Comprender este proceso ayudó a Carolina a encontrar paciencia y a llenar con ternura los vacíos de la memoria de su madre. “Ha vuelto a la niñez. Pregunta constantemente por su madre, se entristece porque no la ve, pide su mochila para ir al colegio… Al principio me frustraba no entender qué estaba pasando en su cerebro. Ahora afronto la situación con serenidad”.

Sin embargo, el tiempo no elimina el dolor. El amor convive con la frustración, el cansancio y la sensación de pérdida. Una ambivalencia emocional constante. “Me alivia pensar que no es consciente de su enfermedad. Saberlo solo le generaría más angustia”.

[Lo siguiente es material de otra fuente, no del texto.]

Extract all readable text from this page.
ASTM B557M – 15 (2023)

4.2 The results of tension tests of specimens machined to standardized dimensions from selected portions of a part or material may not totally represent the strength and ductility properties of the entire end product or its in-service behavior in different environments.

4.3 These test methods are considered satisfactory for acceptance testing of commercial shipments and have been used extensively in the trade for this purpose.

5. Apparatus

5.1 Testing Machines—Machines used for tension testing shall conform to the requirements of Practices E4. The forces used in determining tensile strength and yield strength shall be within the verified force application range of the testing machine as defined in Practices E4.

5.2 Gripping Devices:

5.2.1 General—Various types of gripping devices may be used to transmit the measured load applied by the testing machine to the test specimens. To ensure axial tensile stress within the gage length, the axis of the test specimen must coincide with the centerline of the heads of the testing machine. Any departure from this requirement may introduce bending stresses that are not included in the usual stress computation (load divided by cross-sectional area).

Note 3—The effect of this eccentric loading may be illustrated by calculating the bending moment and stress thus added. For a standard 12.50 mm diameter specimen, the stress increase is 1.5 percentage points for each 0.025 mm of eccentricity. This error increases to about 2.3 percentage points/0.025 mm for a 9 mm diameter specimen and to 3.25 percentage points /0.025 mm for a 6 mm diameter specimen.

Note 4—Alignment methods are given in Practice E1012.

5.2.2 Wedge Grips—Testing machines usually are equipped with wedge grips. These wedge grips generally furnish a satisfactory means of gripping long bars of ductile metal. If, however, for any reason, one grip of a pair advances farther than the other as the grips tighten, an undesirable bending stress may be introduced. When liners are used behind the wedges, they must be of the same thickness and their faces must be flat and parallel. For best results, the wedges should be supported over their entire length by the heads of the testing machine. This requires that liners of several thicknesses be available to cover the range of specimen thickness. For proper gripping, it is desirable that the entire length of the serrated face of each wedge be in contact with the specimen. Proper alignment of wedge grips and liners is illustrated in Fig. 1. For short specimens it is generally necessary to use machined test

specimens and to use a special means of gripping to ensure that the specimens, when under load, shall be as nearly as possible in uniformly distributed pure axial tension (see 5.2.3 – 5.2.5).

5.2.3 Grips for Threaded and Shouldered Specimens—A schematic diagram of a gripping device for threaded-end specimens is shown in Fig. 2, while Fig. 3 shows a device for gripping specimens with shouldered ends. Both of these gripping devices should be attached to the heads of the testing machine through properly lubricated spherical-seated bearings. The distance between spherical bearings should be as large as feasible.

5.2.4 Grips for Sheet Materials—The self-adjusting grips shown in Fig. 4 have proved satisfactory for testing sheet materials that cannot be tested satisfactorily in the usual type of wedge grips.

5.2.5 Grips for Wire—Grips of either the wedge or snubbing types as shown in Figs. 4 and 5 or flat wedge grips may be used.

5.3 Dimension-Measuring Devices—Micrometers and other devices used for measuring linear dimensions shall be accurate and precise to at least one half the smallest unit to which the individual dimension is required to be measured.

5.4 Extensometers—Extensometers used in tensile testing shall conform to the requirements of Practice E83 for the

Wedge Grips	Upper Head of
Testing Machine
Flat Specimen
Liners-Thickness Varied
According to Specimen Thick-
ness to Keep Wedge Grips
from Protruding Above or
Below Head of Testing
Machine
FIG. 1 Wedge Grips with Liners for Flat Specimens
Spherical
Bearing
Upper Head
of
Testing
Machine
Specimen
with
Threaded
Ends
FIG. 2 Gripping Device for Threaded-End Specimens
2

Los familiares necesitan acompañamiento y apoyo, pero también descubren que el bienestar y el deterioro cognitivo no siempre son incompatibles. Incluso en fases avanzadas, pueden persistir pequeños momentos de disfrute. “Le gusta pasear, compartir tiempo conmigo, sentarse a mi lado mientras trabajo”, cuenta. Aunque los recuerdos se desvanecen, permanecen los vínculos emocionales, los gestos de afecto y ciertos instantes de felicidad.

¿Y quién cuida a los que cuidan? Carolina se encoge de hombros. Cuidar a un ser querido con demencia es una experiencia exigente y, a menudo, solitaria. La enfermedad no solo pone a prueba la memoria, sino también la calidad humana y la capacidad de amar cuando la persona que te dio la vida comienza, poco a poco, a desvanecerse.